Cele was addressing members of the media and the Phoenix community on Thursday amidst growing reports of racial tensions between Indians and Africans in the area in the wake of reports of racially motivated violence.
Violence has engulfed the predominantly Indian community as armed community members have taken it upon themselves to defend the community, blockading entrance points and reportedly refusing black Africans from entering the township.
There have also been numerous unconfirmed reports of members of the community of Indian descent allegedly stopping cars driven by Africans to racially profile them, and in some cases, allegedly shoot them and burn their vehicles.
However, Cele was at pains on Thursday to downplay the reports of simmering racial tensions between the two race groups in the areas, insisting that the police’s main focus in the Phoenix was criminality.
This despite Cele on Wednesday having visited the area and told the media that the problem of the standoff between Africans and Indian South Africans in Phoenix needed to be stopped.
“People have lost their lives.

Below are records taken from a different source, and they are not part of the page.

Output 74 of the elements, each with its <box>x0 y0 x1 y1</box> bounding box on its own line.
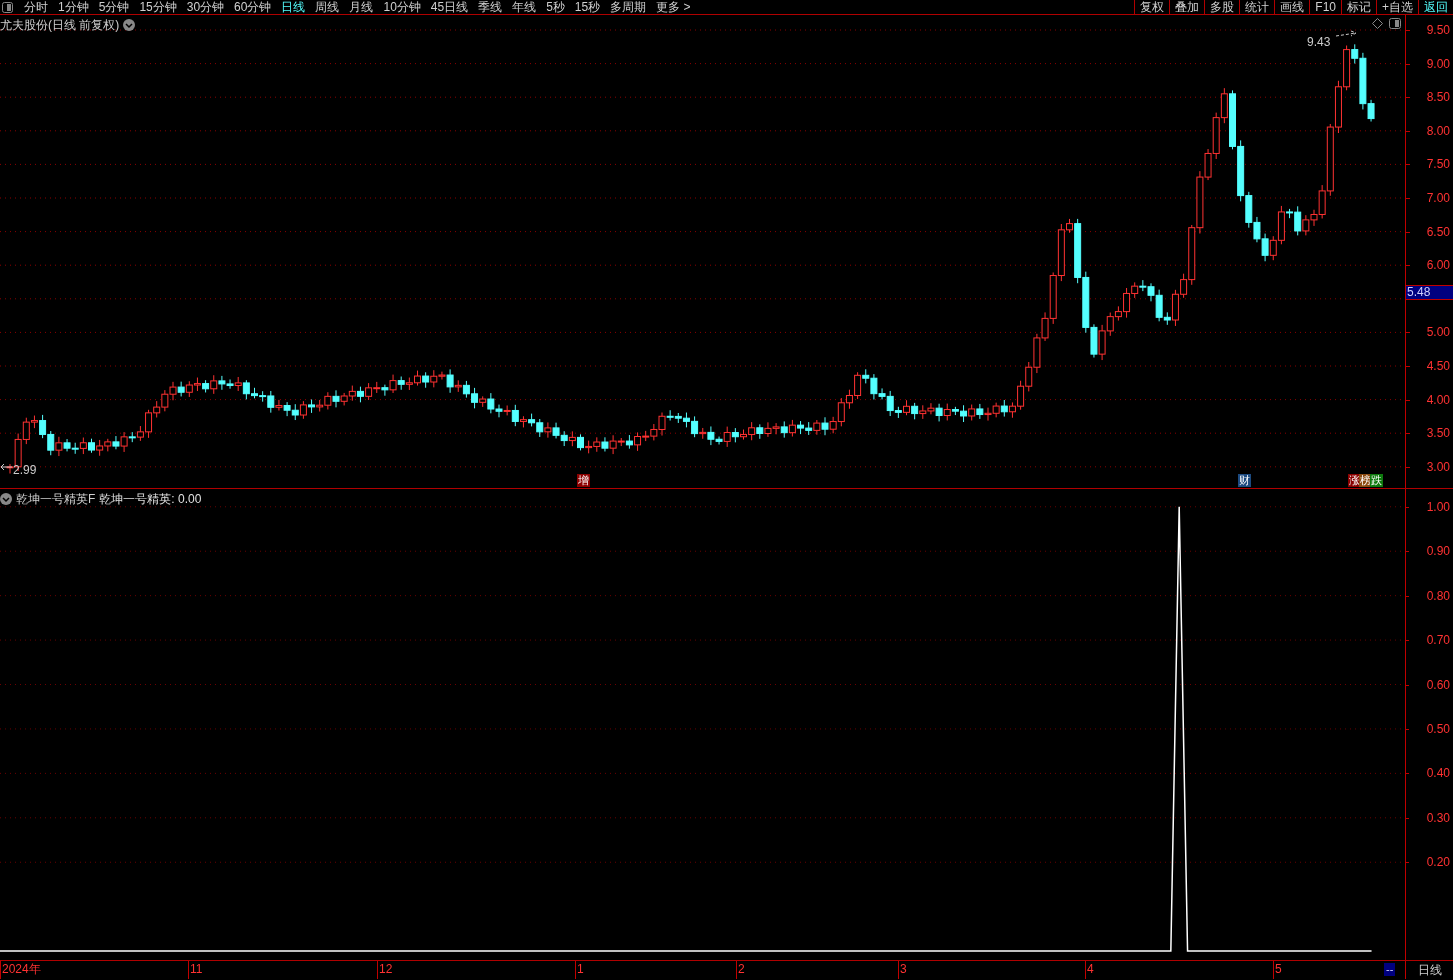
date-label: 12 <box>377 961 393 979</box>
axis-tick-label: 0.30 <box>1426 811 1450 824</box>
price-tick-label: 4.00 <box>1426 393 1450 406</box>
toolbar-button[interactable]: 多股 <box>1204 0 1240 14</box>
toolbar-button[interactable]: 画线 <box>1274 0 1310 14</box>
period-label: 日线 <box>1417 962 1442 979</box>
price-tick-label: 3.50 <box>1426 427 1450 440</box>
price-tick-label: 6.50 <box>1426 225 1450 238</box>
current-price-tag: 5.48 <box>1406 285 1453 300</box>
period-tab[interactable]: 季线 <box>478 0 503 14</box>
toolbar-button[interactable]: 标记 <box>1341 0 1376 14</box>
price-tick-label: 9.00 <box>1426 57 1450 70</box>
date-label: 1 <box>575 961 584 979</box>
diamond-icon[interactable] <box>1372 18 1383 29</box>
panel-toggle-icon[interactable] <box>2 1 13 13</box>
date-label: 2024年 <box>0 961 41 979</box>
period-tab[interactable]: 更多 > <box>656 0 691 14</box>
event-marker[interactable]: 增 <box>577 474 590 487</box>
axis-tick-label: 0.40 <box>1426 767 1450 780</box>
period-tab[interactable]: 月线 <box>349 0 374 14</box>
period-tab[interactable]: 15分钟 <box>139 0 177 14</box>
dropdown-icon[interactable] <box>0 493 12 505</box>
period-tab[interactable]: 分时 <box>24 0 48 14</box>
period-tab[interactable]: 45日线 <box>430 0 469 14</box>
date-label: 5 <box>1273 961 1282 979</box>
axis-tick-label: 0.90 <box>1426 545 1450 558</box>
toolbar-button[interactable]: +自选 <box>1376 0 1418 14</box>
price-tick-label: 3.00 <box>1426 460 1450 473</box>
dropdown-icon[interactable] <box>123 19 136 31</box>
period-tab[interactable]: 多周期 <box>610 0 647 14</box>
price-tick-label: 7.50 <box>1426 158 1450 171</box>
axis-tick-label: 1.00 <box>1426 500 1450 513</box>
low-price-label: 2.99 <box>13 462 37 479</box>
price-tick-label: 5.00 <box>1426 326 1450 339</box>
period-tab[interactable]: 1分钟 <box>58 0 89 14</box>
toolbar-button[interactable]: 叠加 <box>1169 0 1205 14</box>
price-tick-label: 6.00 <box>1426 259 1450 272</box>
period-tab[interactable]: 10分钟 <box>383 0 421 14</box>
arrow-icon <box>0 463 13 471</box>
axis-tick-label: 0.60 <box>1426 678 1450 691</box>
axis-tick-label: 0.70 <box>1426 634 1450 647</box>
date-label: 3 <box>898 961 907 979</box>
period-tab[interactable]: 周线 <box>315 0 340 14</box>
period-tab[interactable]: 年线 <box>512 0 537 14</box>
date-label: 4 <box>1085 961 1094 979</box>
arrow-icon <box>1335 30 1357 37</box>
price-tick-label: 8.50 <box>1426 91 1450 104</box>
date-label: 2 <box>736 961 745 979</box>
axis-tick-label: 0.80 <box>1426 589 1450 602</box>
event-marker[interactable]: 财 <box>1238 474 1251 487</box>
price-tick-label: 8.00 <box>1426 124 1450 137</box>
toolbar-button[interactable]: 复权 <box>1134 0 1170 14</box>
period-tab[interactable]: 60分钟 <box>234 0 272 14</box>
price-tick-label: 4.50 <box>1426 360 1450 372</box>
price-tick-label: 7.00 <box>1426 192 1450 204</box>
event-marker[interactable]: 跌 <box>1370 474 1383 487</box>
axis-tick-label: 0.50 <box>1426 722 1450 735</box>
period-tab[interactable]: 5分钟 <box>98 0 130 14</box>
indicator-name[interactable]: 乾坤一号精英F <box>16 490 96 508</box>
period-tab[interactable]: 30分钟 <box>186 0 225 14</box>
date-label: 11 <box>188 961 203 979</box>
indicator-reading: 乾坤一号精英: 0.00 <box>99 491 202 508</box>
high-price-label: 9.43 <box>1307 34 1331 51</box>
period-tab[interactable]: 日线 <box>281 0 306 14</box>
scroll-indicator[interactable]: -- <box>1384 963 1396 976</box>
toolbar-button[interactable]: 统计 <box>1239 0 1275 14</box>
axis-tick-label: 0.20 <box>1426 856 1450 869</box>
period-tab[interactable]: 5秒 <box>546 0 565 14</box>
period-tab[interactable]: 15秒 <box>574 0 601 14</box>
chart-title: 尤夫股份(日线 前复权) <box>0 17 120 34</box>
panel-toggle-icon[interactable] <box>1389 18 1401 29</box>
toolbar-button[interactable]: F10 <box>1309 0 1341 14</box>
price-tick-label: 9.50 <box>1426 24 1450 36</box>
toolbar-button[interactable]: 返回 <box>1418 0 1453 14</box>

We have lost 15 people here (and) police will have to work on that. People that murder people will have to be arrested. There can be no compromise.
“Those who were killed are still in the mortuary around here, and their families are being prevented from coming to identify their loved ones. Those are the things that we need to correct,” he said during Wednesday evening’s visit to Phoenix.
However, on Thursday Cele said that the element of racism in the area was only secondary to criminality.
“We are running criminality in this community. I refuse to completely take the situation here as a racial situation and pardon criminality because if it were (a) racial situation, yes, many people coming from Zwelisha died, but they were very much comrades in stealing.
“There are people that raided these shops from Phoenix. There are people that raided these shops from these other communities, your Zwelisha and Bambayi.
“They have been comrades there in stealing. For me, the domination here would be criminality. If there is that element of racism, it would be secondary to criminality. We are running criminality in this community,” Cele said.
Action SA President Herman Mashaba said that the declaration of a State of Emergency in eThekwini was a drastic but necessary step to fight the runaway criminality in the area whilst avoiding a wholesale limitation of residents' rights across KZN.
“Recently, the community of Phoenix was reported as a war zone with dead bodies, armed community militia and the torching of cars in streets. On social media, there are reports of videos showing bodies scattered on the streets of Phoenix – the authenticity of which is unverified.
“Equally concerning are the growing reports of racial tensions among community members in the city. According to reports, communities are allegedly targeting specific racial groups in alleged pre-emptive protection of their properties. These racialised tensions have spilt over onto social media, further stoking the fires of abhorrent racism,” Mashaba said.
Thulani Zulu, Coordinator of the Xubera KZN Solutions, said cordial and harmonious race relations between the different races in the country were significant for the progression of South African society.
“For as long as we are living under one roof, we will always be intertwined, and we will always depend on each other. This inequality with racial dynamics around it, which is in South Africa, is already showing that people end up moving from their places to other areas to steal because they are actually trying to survive,” Zulu said.